López Obrador me miró con evidente molestia. Luego, llevó su vista hacia el reloj que estaba colgado en la pared. Yo aproveché su silencio y le lancé otra pregunta.
-¿No debería preocuparse más por los problemas que tiene aquí antes de inmiscuirse en asuntos de otros países?
El presidente de México, el primer pinche de esta nación, se puso de pie y cogió el teléfono que estaba sobre el escritorio. Murmuró algo que no le entendí y luego se volvió hacia mí.
-Perdona, pero la entrevista se acabó —me dijo.
-¿Por qué? ¿Solo porque no le gustan las preguntas? ¿Qué clase de político es usted?
López Obrador movió su brazo para mostrarme la salida de su oficina y, de paso, para mostrarme qué clase de político era. Yo, en respuesta, iba a mover un dedo en particular para mostrarle mi sentir, pero me contuve.

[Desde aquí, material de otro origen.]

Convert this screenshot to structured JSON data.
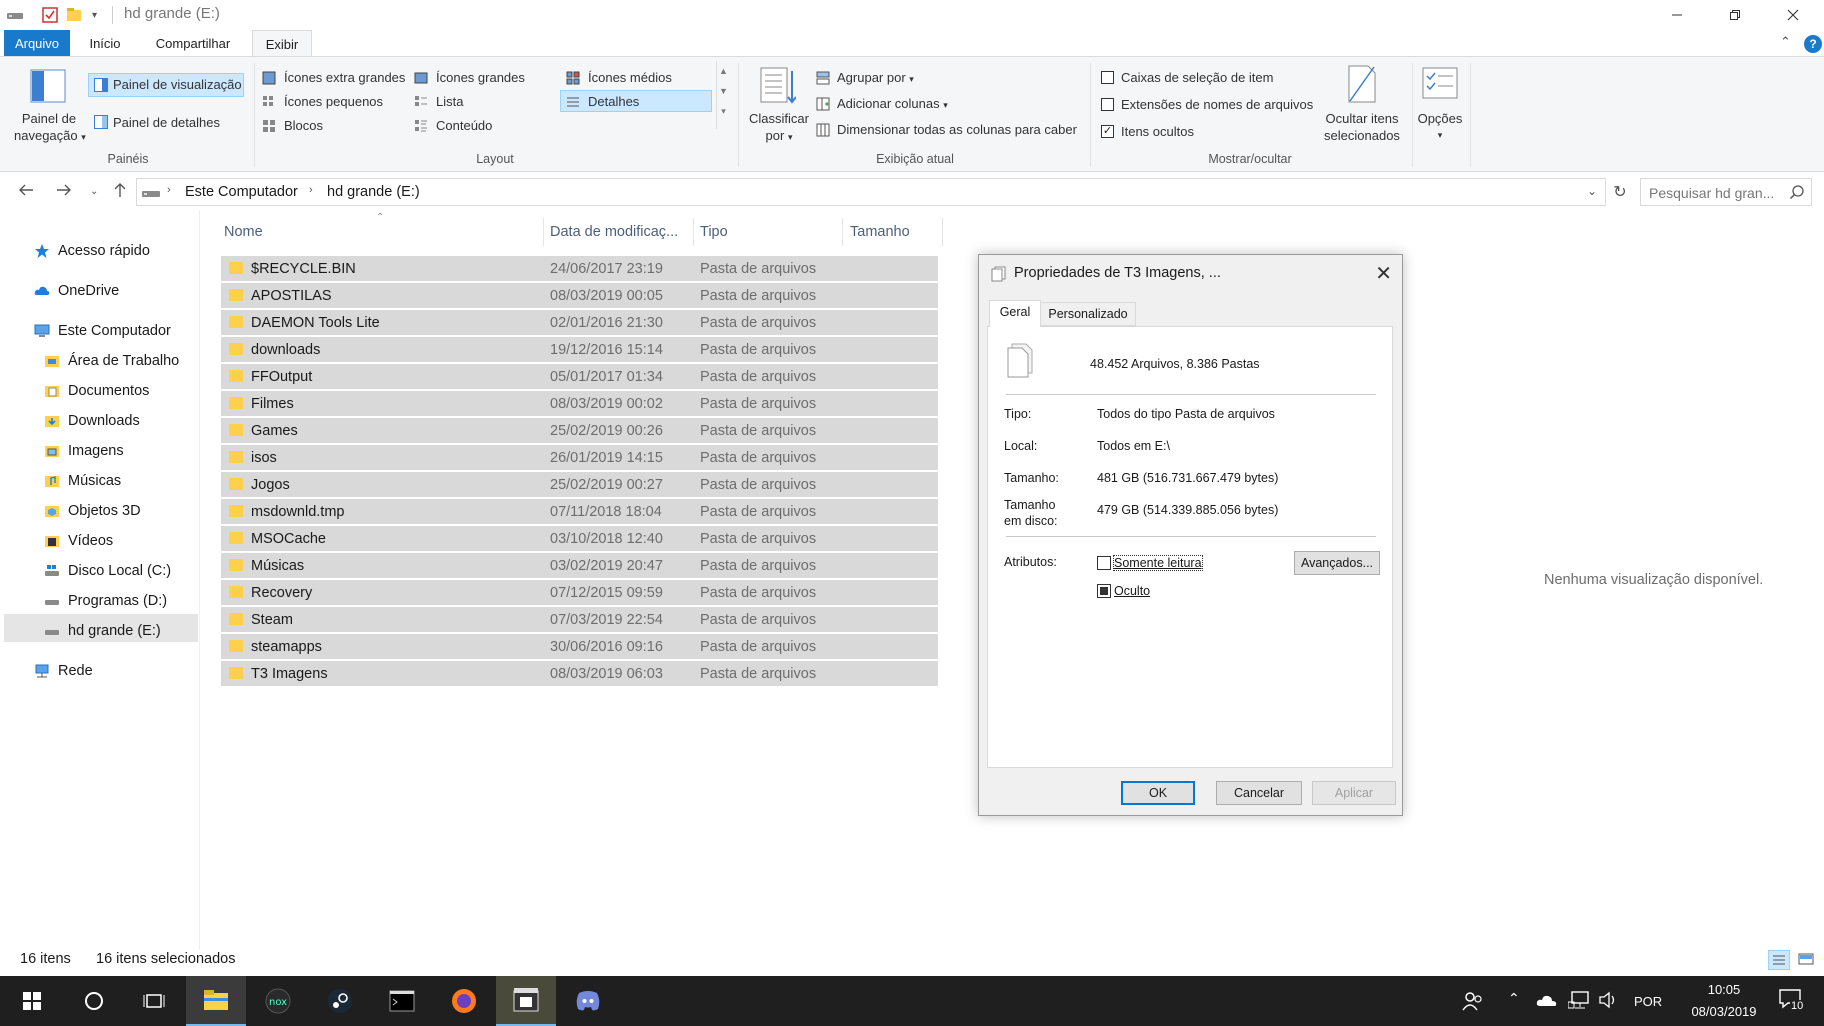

En eso la puerta se abrió e ingresaron cuatro personas, una de ellas era el pinche enternado. Sin mediar palabra, me sacaron de la oficina y, pocos segundos después, ya estaba afuera del Palacio Nacional, sentado, aplastado, desconcertado, en el centro del enorme Zócalo de la ciudad de México.
De regreso al hotel, me quedé pensando en lo que acababa de pasar. ¿Debí ser más tolerante? ¿No era que uno debe elegir sus batallas? ¿Y ahora qué hago con esta minientrevista? ¿Cómo la voy a presentar? De pronto, supe lo que tenía que hacer. La única manera de que se publique una entrevista tan pequeña era contando todo lo que había pasado. Entonces, encendí la laptop, abrí el Word y, luego de pensar cómo empezaría el texto, escribí: “Señores pasajeros, hemos aterrizado en el aeropuerto internacional de la ciudad de México”, dijo el capitán, todavía con la voz temblorosa.
El texto es ficticio; por tanto, nada corresponde a la realidad: ni los personajes, ni las situaciones, ni los diálogos, ni quizá el autor. Sin embargo, si usted encuentra en él algún parecido con hechos reales, ¡qué le vamos a hacer!